Yatırımcının yatırım yaptığı dönemde ABD Doları / Türk Lirası: 1,8117 olarak kaldığı düşünülseydi, yatırımın geri dönüş süresi yaklaşık olarak 2750 gün olacaktı, buda 7,5 seneye tekabül eder. Varsayımlar ve örnek değerler göz önünde bulundurulduğunda 7,5 senelik yatırım süresi kur sabit kaldığı takdirde bugün yapılacak yatırımlar için de geçerli sayılacaktır.

Yatırımın gerçekleşen geri dönüşleri hesaplandığında dikkate edilmesi gereken konuda yatırımınızın hangi para biriminde gerçekleştiğidir.
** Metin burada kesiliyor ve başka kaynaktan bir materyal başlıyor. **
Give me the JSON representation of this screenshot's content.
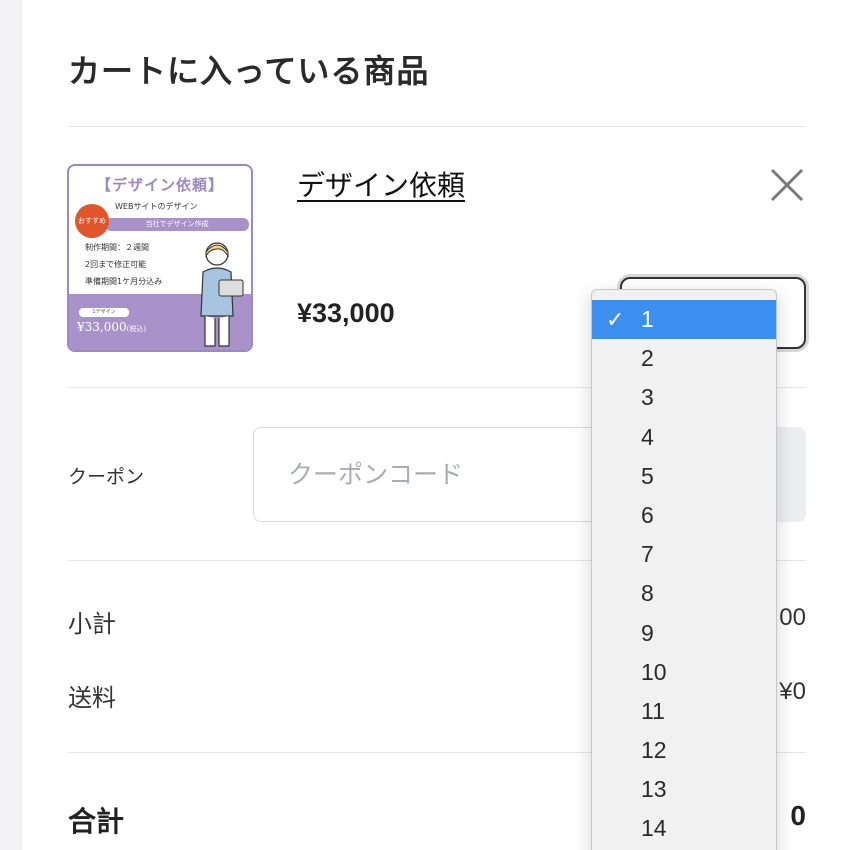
{
  "cart": {
    "title": "カートに入っている商品",
    "item": {
      "name": "デザイン依頼",
      "price": "¥33,000",
      "thumbnail": {
        "title": "【デザイン依頼】",
        "subtitle": "WEBサイトのデザイン",
        "badge": "おすすめ",
        "ribbon": "当社でデザイン作成",
        "line1": "制作期間：２週間",
        "line2": "2回まで修正可能",
        "line3": "準備期間1ケ月分込み",
        "pill": "1デザイン",
        "price": "¥33,000",
        "tax": "(税込)"
      },
      "remove_icon": "close-icon",
      "quantity": {
        "selected": "1",
        "options": [
          "1",
          "2",
          "3",
          "4",
          "5",
          "6",
          "7",
          "8",
          "9",
          "10",
          "11",
          "12",
          "13",
          "14"
        ]
      }
    },
    "coupon": {
      "label": "クーポン",
      "placeholder": "クーポンコード"
    },
    "summary": {
      "subtotal_label": "小計",
      "subtotal_value": "00",
      "shipping_label": "送料",
      "shipping_value": "¥0",
      "total_label": "合計",
      "total_value": "0"
    }
  },
  "colors": {
    "accent_purple": "#a892c9",
    "selected_blue": "#3c8ef0",
    "badge_red": "#e0552b"
  }
}
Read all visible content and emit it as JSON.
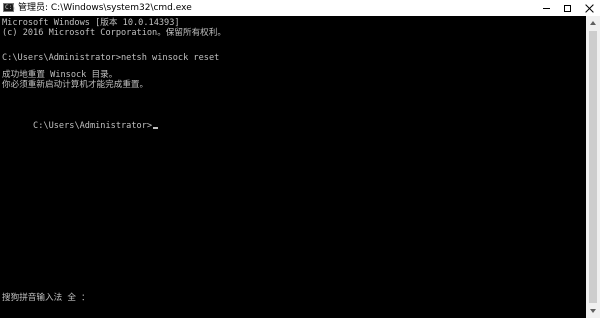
{
  "window": {
    "title": "管理员: C:\\Windows\\system32\\cmd.exe",
    "app_icon_text": "C:\\",
    "icons": {
      "app": "cmd-icon",
      "minimize": "minimize-icon",
      "maximize": "maximize-icon",
      "close": "close-icon"
    }
  },
  "console": {
    "lines": [
      "Microsoft Windows [版本 10.0.14393]",
      "(c) 2016 Microsoft Corporation。保留所有权利。",
      "",
      "C:\\Users\\Administrator>netsh winsock reset",
      "",
      "成功地重置 Winsock 目录。",
      "你必须重新启动计算机才能完成重置。",
      "",
      "",
      "C:\\Users\\Administrator>"
    ],
    "ime_status": "搜狗拼音输入法 全 ："
  },
  "colors": {
    "console_background": "#000000",
    "console_text": "#c0c0c0",
    "titlebar_background": "#ffffff"
  }
}
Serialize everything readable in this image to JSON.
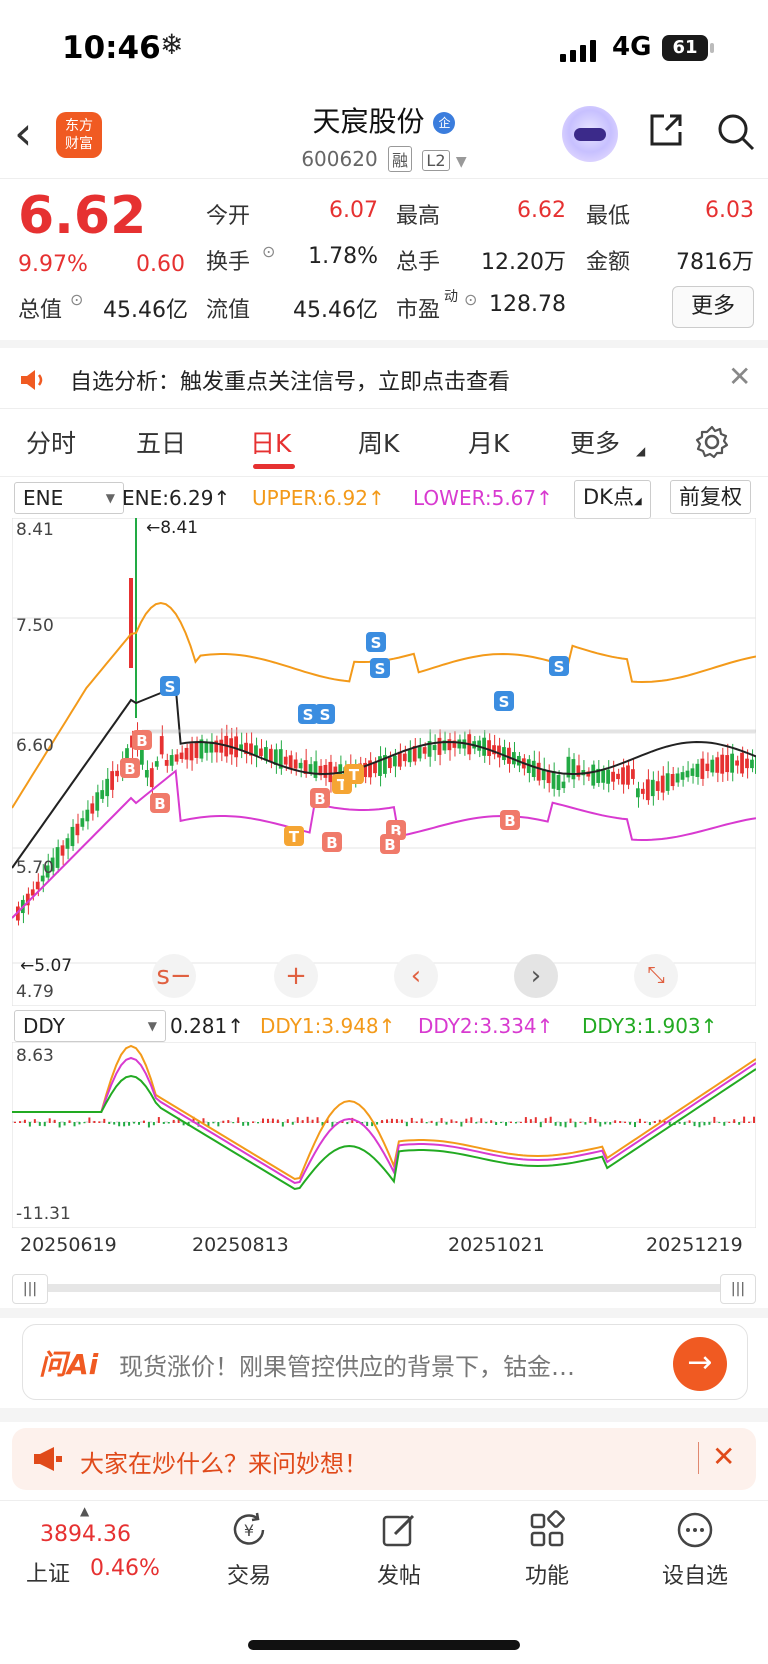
{
  "status_bar": {
    "time": "10:46",
    "network": "4G",
    "battery": "61"
  },
  "header": {
    "title": "天宸股份",
    "code": "600620",
    "tag_margin": "融",
    "tag_level": "L2",
    "logo_text_line1": "东方",
    "logo_text_line2": "财富"
  },
  "quote": {
    "price": "6.62",
    "change_pct": "9.97%",
    "change": "0.60",
    "open_label": "今开",
    "open": "6.07",
    "high_label": "最高",
    "high": "6.62",
    "low_label": "最低",
    "low": "6.03",
    "turnover_label": "换手",
    "turnover": "1.78%",
    "volume_label": "总手",
    "volume": "12.20万",
    "amount_label": "金额",
    "amount": "7816万",
    "mktcap_label": "总值",
    "mktcap": "45.46亿",
    "float_label": "流值",
    "float_cap": "45.46亿",
    "pe_label": "市盈",
    "pe_sup": "动",
    "pe": "128.78",
    "more_button": "更多"
  },
  "notice": {
    "text": "自选分析：触发重点关注信号，立即点击查看"
  },
  "tabs": [
    "分时",
    "五日",
    "日K",
    "周K",
    "月K",
    "更多"
  ],
  "active_tab": "日K",
  "main_indicator": {
    "select": "ENE",
    "ene": "ENE:6.29↑",
    "upper": "UPPER:6.92↑",
    "lower": "LOWER:5.67↑",
    "dk_button": "DK点",
    "adjust_button": "前复权",
    "max_mark": "←8.41",
    "min_mark": "←5.07",
    "y_ticks": [
      "8.41",
      "7.50",
      "6.60",
      "5.70",
      "4.79"
    ]
  },
  "sub_indicator": {
    "select": "DDY",
    "ddy": "0.281↑",
    "ddy1": "DDY1:3.948↑",
    "ddy2": "DDY2:3.334↑",
    "ddy3": "DDY3:1.903↑",
    "y_top": "8.63",
    "y_bottom": "-11.31"
  },
  "dates": [
    "20250619",
    "20250813",
    "20251021",
    "20251219"
  ],
  "ai_bar": {
    "logo": "问Ai",
    "text": "现货涨价！刚果管控供应的背景下，钴金…"
  },
  "chat_bar": {
    "text": "大家在炒什么？来问妙想！"
  },
  "bottom_nav": {
    "index_value": "3894.36",
    "index_name": "上证",
    "index_pct": "0.46%",
    "items": [
      "交易",
      "发帖",
      "功能",
      "设自选"
    ]
  },
  "colors": {
    "accent": "#e63131",
    "upper": "#f39a1a",
    "lower": "#d83ad0",
    "ene": "#222222",
    "ddy3": "#22aa22",
    "brand": "#f05a22"
  }
}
Yatırımını Euro cinsinden yapıp, getirisi dolar olan bir yatırımda aşağıdaki paritenin önemi büyüktür. Çünkü grafiğin geneline bakıldığında 2014’ün ikinci çeyreğinin dışında genellikle bu parite ya sabit kalmış ya da düşüş göstermiştir. Bu da direk olarak yatırımın geri dönüşünü etkilemektedir. Türk Lirası karşısında iki para birimi de değer kazanmasına rağmen Dolar’ın daha çok artış göstermesi bu konuda dikkat edilmesi gereken bir konudur.

3

Sonuç olarak yatırımcının kur farkından etkilenmesini en aza indirgemek için temelde herkesin bildiği iki konu vardır. Bunlardan ilki, bileşenlerin yerli üretiminde kurdan etkilenme en aza indirilebileceğidir. Ancak burada dikkat edilmesi gereken bir husus şu ki yerli üreticinin üretim sırasında kullandığı malzemelerin de yerli firmalardan sağlanması veya bu yönde yatırımların desteklenmesidir. Yerli panel üretiminin çözüm olmasını destekleyen ikinci husus ise YEKDEM kapsamında gerçekleştirilen alım garantisinin 13.3 Cent (Dolar) / kWh değerinden 20 Cent (Dolar) / kWh değerine yükseltilmesidir. YEKDEM kapsamında, üretim tesislerinde yerli malzemelerin kullanılacağı sistemlere daha yüksek birim fiyattan alım garantisinin sağlanması üretici için büyük fırsattır. Bu ve buna benzer bir çok husus GES yatırımlarının geri dönüş sürelerini direk olarak etkilemektedir.